Da la impresión de que las cabezas pensantes que quedan en ese partido están alarmadas porque no capitalizan el amplio descontento ciudadano con el Gobierno. Por consiguiente, ejercen un ataque preventivo contra la posible tendencia de su electorado natural a elegir o a articular otras opciones políticas más ambiciosas. Más bien, cabría decirles que se puede señalar lo opuesto: el peligro del conformismo o del partidismo totalizador que conduce a la parálisis política.

No obstante lo anterior, esos líderes y los miembros de sus fundaciones anejas no parecen darse cuenta de que para muchos ciudadanos la idea de la izquierda no está tan asociada a la estabilidad política a cualquier precio como a la democratización en tanto tarea permanente y siempre inacabada.

Ejercer esa suerte de pragmatismo estratégico y evitar la confrontación en áreas sensibles no resuelve problemas, sino que posterga su solución. No abordar reformas democratizadoras por cálculo electoralista priva a medio plazo a sus potenciales votantes de razones para votarles. Son las paradojas de la izquierda, que, al menos en España, han madurado de forma acelerada hasta reventar en su crisis actual.
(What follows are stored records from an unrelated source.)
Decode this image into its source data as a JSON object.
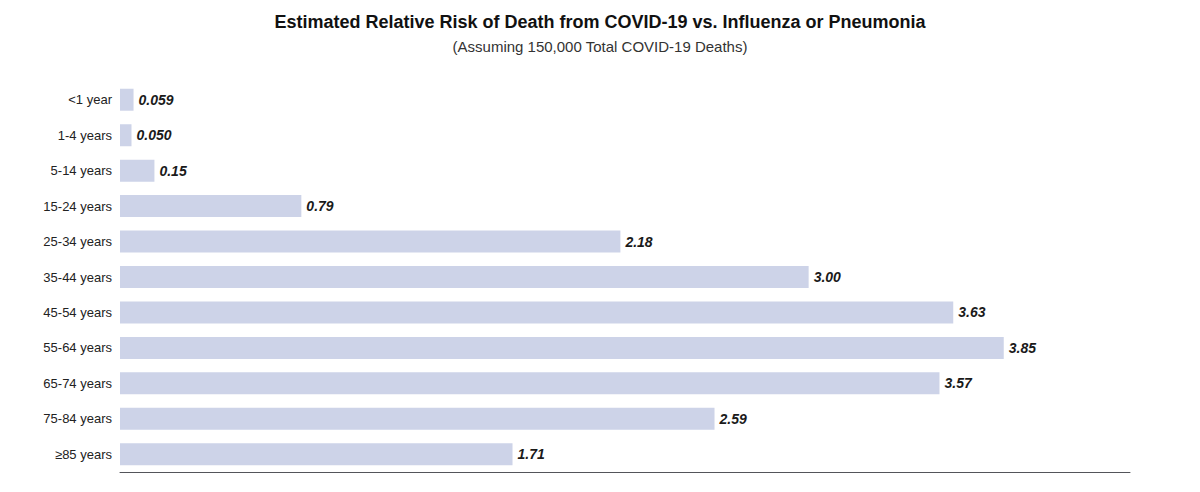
{
  "chart_data": {
    "type": "bar",
    "orientation": "horizontal",
    "title": "Estimated Relative Risk of Death from COVID-19 vs. Influenza or Pneumonia",
    "subtitle": "(Assuming 150,000 Total COVID-19 Deaths)",
    "categories": [
      "<1 year",
      "1-4 years",
      "5-14 years",
      "15-24 years",
      "25-34 years",
      "35-44 years",
      "45-54 years",
      "55-64 years",
      "65-74 years",
      "75-84 years",
      "≥85 years"
    ],
    "values": [
      0.059,
      0.05,
      0.15,
      0.79,
      2.18,
      3.0,
      3.63,
      3.85,
      3.57,
      2.59,
      1.71
    ],
    "value_labels": [
      "0.059",
      "0.050",
      "0.15",
      "0.79",
      "2.18",
      "3.00",
      "3.63",
      "3.85",
      "3.57",
      "2.59",
      "1.71"
    ],
    "color": "#cdd3e8",
    "xlim": [
      0,
      4.4
    ],
    "grid": false,
    "data_labels": true,
    "tick_labels": "y"
  }
}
Quizá pueda pensarse que a dicha izquierda, al menos a la que se le proporciona espacio, micrófono y plano, le falta vocabulario, consecuencia de su idea estrecha de la democracia y de la sociedad. Lo anterior resulta evidente cuando dicen: "Lo que quiere la ciudadanía es...", "lo que le importa a los españoles es...", "lo que la gente espera es...", como si el líder o caudillo mediático de turno poseyese esa omnisciencia divina o ejerciese esa representación schmittiana cuasi mística que le capacitase para ejercer el poder sin ataduras. Sería deseable, en mi opinión, que dejara en el museo de los errores el paternalismo (aunque bienintencionado) y la hybris.

Yendo más allá, puede que nunca sea demasiado tarde para considerar la idea de que la ciudadanía no debería ser una excusa o una coartada, ni un mero objeto de seducción, comprensible mediante sondeos de opinión, sino el principal sujeto político en su poliédrica constitución: múltiples grupos sociales de diferentes tendencias políticas y diversas situaciones de riqueza e ingresos, heteróclito conjunto de creencias y cosmovisiones.
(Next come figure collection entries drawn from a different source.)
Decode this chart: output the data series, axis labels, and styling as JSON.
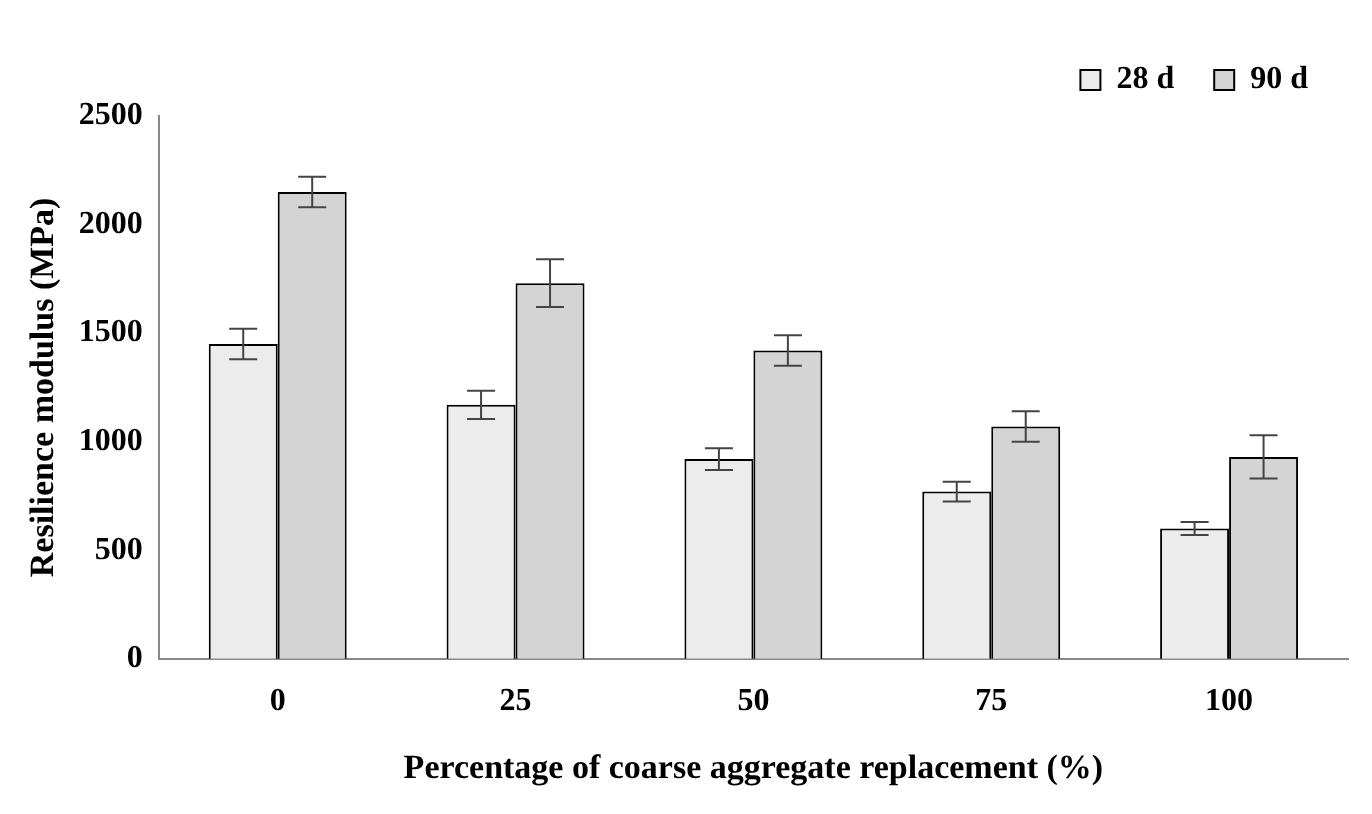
{
  "chart_data": {
    "type": "bar",
    "xlabel": "Percentage of coarse aggregate replacement (%)",
    "ylabel": "Resilience modulus (MPa)",
    "categories": [
      "0",
      "25",
      "50",
      "75",
      "100"
    ],
    "series": [
      {
        "name": "28 d",
        "color": "#ececec",
        "values": [
          1450,
          1170,
          920,
          770,
          600
        ],
        "errors": [
          70,
          65,
          50,
          45,
          30
        ]
      },
      {
        "name": "90 d",
        "color": "#d4d4d4",
        "values": [
          2150,
          1730,
          1420,
          1070,
          930
        ],
        "errors": [
          70,
          110,
          70,
          70,
          100
        ]
      }
    ],
    "ylim": [
      0,
      2500
    ],
    "yticks": [
      0,
      500,
      1000,
      1500,
      2000,
      2500
    ],
    "grid": false,
    "legend": "top right"
  }
}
Precisamente por esta diversidad, los procedimientos democráticos, siempre en proceso de mejora, para no sólo conocer sino también fundamentar la opinión de los ciudadanos, deberían dejar de ser la excepción, tal como ocurre hoy en día, y convertirse en la norma.

En vez de abjurar, por ejemplo, de las consultas ciudadanas periódicas como los referéndums, aduciendo un nivel de participación por debajo del 50 por ciento (parece ser el caso suizo, aunque depende de lo que se pregunte), se podría señalar que ojalá viviéramos en un país en el que se requiriera nuestra opinión con tanta frecuencia, aun a riesgo de que no quisiéramos participar siempre.

En esta línea, produce, en el peor de los casos, pasmo, y, en el mejor, cierto bochorno oír a algún miembro del partido en la oposición que deberían "abrirse" a la sociedad/ciudadanía, dando a entender, de esta manera, que estaban cerrados a ella, precisamente sus representantes en el Parlamento y demás instituciones del Estado...

En definitiva, habría que preguntarles a esos dirigentes, a esos analistas y expertos en marketing político cuál es su concepción del ser humano y cuál es su idea de lo que debería ser una sociedad bien ordenada (en términos de Rawls). Quizán no quieren reconocerlo, pero, a tenor de sus manifestaciones y acciones, su idea de la democracia es más elitista que deliberativa, mucho más próxima a Schumpeter que a Habermas, lo que puede satisfacer a algunos y frustrar a muchos más.